In June 2005 the plans for a super-hospital built by PFI were scrapped. The project was to be built in the Paddington Basin area of London, and would have meant the amalgamation of three NHS Trusts: Harefield Heart Hospital, St Mary’s Hospital, and the Royal Brompton Hospital, and also parts of Imperial College. An example of how enthusiastic the NHS was for the project can be seen by a St Mary’s NHS Trust publication (Mary’s Matters, issue no. 32: August, 2002).
The plans for the Paddington Basin Health Campus were first drawn up in 1997 with a projected cost of £360 million. By the time the venture was scrapped eight years later, the projected cost had already breached the £1 billion barrier.
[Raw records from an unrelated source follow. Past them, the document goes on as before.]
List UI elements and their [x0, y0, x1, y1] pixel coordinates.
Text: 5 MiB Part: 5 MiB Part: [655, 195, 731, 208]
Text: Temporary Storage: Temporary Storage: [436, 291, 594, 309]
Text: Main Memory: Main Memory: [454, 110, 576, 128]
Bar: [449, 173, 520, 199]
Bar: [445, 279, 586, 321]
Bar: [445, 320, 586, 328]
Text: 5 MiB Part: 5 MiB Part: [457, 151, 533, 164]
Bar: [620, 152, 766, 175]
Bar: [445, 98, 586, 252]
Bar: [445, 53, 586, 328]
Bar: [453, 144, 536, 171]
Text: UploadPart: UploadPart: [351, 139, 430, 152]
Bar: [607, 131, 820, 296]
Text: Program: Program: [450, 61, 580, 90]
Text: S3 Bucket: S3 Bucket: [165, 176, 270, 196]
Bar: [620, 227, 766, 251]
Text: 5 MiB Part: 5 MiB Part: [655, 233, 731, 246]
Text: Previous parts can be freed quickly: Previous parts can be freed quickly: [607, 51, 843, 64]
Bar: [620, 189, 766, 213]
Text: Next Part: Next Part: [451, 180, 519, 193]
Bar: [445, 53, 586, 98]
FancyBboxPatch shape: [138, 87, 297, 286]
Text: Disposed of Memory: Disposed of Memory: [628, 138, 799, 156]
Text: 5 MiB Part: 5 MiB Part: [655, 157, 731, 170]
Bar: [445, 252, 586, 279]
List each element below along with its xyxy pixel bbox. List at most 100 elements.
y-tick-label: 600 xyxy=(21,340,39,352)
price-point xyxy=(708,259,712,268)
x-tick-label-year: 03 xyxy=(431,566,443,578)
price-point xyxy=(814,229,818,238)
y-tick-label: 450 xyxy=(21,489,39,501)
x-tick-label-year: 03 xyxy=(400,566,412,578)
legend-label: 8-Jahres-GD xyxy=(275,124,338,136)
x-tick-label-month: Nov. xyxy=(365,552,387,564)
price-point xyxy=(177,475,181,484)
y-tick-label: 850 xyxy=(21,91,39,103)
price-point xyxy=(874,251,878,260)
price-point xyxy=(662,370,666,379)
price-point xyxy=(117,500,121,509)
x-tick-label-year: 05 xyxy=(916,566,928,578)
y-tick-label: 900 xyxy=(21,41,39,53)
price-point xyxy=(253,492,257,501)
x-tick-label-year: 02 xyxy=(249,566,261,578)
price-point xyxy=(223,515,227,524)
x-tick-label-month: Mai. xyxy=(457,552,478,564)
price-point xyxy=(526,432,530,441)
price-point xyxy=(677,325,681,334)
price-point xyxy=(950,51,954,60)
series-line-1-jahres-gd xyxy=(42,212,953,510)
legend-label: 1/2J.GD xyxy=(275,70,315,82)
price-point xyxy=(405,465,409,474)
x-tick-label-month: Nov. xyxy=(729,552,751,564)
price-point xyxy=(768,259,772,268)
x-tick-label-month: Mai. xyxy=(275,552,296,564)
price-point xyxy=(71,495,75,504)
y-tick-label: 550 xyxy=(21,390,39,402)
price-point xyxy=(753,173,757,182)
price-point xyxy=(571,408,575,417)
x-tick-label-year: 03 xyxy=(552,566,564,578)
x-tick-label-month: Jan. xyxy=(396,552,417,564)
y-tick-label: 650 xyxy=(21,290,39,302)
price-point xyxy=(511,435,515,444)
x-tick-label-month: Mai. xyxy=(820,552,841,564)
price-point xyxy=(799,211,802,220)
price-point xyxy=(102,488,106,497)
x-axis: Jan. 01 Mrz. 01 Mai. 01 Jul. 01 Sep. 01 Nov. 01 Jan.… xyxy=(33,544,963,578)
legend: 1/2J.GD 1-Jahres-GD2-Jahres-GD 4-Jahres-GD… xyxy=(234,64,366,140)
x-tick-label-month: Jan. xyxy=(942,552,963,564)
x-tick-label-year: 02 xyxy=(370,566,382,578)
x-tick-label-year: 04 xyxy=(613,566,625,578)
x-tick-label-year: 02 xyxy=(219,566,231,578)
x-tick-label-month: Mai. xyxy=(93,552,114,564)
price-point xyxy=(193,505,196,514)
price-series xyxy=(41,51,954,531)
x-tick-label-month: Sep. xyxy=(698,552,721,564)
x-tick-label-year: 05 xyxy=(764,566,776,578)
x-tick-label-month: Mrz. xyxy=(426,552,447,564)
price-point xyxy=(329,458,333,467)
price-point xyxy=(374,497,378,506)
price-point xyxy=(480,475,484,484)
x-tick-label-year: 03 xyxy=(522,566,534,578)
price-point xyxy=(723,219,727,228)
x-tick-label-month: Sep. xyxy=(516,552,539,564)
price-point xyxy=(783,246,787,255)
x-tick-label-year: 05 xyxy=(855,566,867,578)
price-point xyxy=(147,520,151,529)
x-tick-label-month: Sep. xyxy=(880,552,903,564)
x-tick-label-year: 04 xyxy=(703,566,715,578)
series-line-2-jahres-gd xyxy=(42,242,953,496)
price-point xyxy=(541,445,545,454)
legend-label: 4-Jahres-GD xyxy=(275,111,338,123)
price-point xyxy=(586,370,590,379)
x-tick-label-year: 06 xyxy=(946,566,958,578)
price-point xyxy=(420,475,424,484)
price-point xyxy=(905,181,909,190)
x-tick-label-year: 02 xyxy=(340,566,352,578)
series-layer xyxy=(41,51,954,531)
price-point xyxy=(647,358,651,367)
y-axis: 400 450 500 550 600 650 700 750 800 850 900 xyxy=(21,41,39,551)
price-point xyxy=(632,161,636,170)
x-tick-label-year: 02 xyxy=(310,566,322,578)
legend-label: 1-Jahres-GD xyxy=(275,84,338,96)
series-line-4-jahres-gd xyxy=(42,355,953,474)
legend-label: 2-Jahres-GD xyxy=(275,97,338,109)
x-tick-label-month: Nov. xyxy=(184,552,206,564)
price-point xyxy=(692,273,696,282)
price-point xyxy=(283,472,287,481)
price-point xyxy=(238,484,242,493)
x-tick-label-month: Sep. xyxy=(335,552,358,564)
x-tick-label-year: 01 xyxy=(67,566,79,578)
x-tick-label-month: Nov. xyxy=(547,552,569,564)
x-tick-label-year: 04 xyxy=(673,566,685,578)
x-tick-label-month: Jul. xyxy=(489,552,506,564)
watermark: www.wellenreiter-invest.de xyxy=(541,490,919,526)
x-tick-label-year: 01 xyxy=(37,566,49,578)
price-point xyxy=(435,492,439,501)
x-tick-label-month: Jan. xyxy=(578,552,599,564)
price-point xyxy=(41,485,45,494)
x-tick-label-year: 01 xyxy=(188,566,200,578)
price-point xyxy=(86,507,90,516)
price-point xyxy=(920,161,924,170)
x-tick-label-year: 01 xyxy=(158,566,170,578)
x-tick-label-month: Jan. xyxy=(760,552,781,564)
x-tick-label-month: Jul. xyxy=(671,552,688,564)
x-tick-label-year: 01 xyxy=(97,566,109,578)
The costs of the planning phase of the Paddington scheme included:
- £7.8m in fees to 52 companies including architects, planners, public relations firms and lawyers;
- £4.8m for NHS managers seconded to the project
- £1.3m for accommodation and other project costs
- £300,000 towards legal costs
The collapse of the project was described in Parliament as a “fiasco”, by Andrew Lansley, a Conservative MP (TheyWorkForYou.com, 2005).
A part of the problem which the project had was that the original design became redundant when the Government introduced tighter regulations about privacy for NHS patients. Bob Ricketts, a senior health official, had previously questioned the purpose of expensive PFI projects in an era of patient choice (Gould and Carvell, 2005). Presumably, patient choice is expensive for PFI companies to accommodate.
Then in June 2003 new plans increased the size of the super-hospital so much that that the local council insisted on a new planning application. Other major problems which the project encountered included rapidly increasing land prices and a vociferous Save Harefield campaign by the public, which
simply didn’t want the world-famous hospital to move from its present site (Gould and Carvell, 2005).
One theory about the collapse of the plans was that civil servants wrecked it due to fear that the astronomical costs would cause adverse political fallout as the General Election approached. One of the companies involved in the plans was Pearcroft, which was coincidentally connected to a major donor to New Labour named Bruce Jarvis. Land for building was also to be sold for well above its market value (Revill, 2005).
The National Audit Office, in an examination of the cost of the project, concluded that:
- management was inadequate
- there were basic weaknesses in all the partners involved in the project such as inability to manage and a lack of human resources
- the project was too ambitious and “hugely complex”
- previous advice from the NAO about a single partner taking full responsibility for driving the scheme was not heeded
A Department of Health spokesperson declared that the lessons learned from the fiasco would not deter the government from its reliance upon PFI schemes funding public building projects so long as they were “realistic”. The same spokesperson added that the £14million cost for the aborted scheme was in accordance with the rules on the proportion of overall costs which can be spent by PFI projects in the planning phase (Gould and Carvell, 2005).
One question: wouldn’t £14million wasted on this farce have been better spent on patient care? Sometimes it seems to me that the Government squanders money on health-related projects, and then asks NHS staff to pick up the bill by changing the way we work.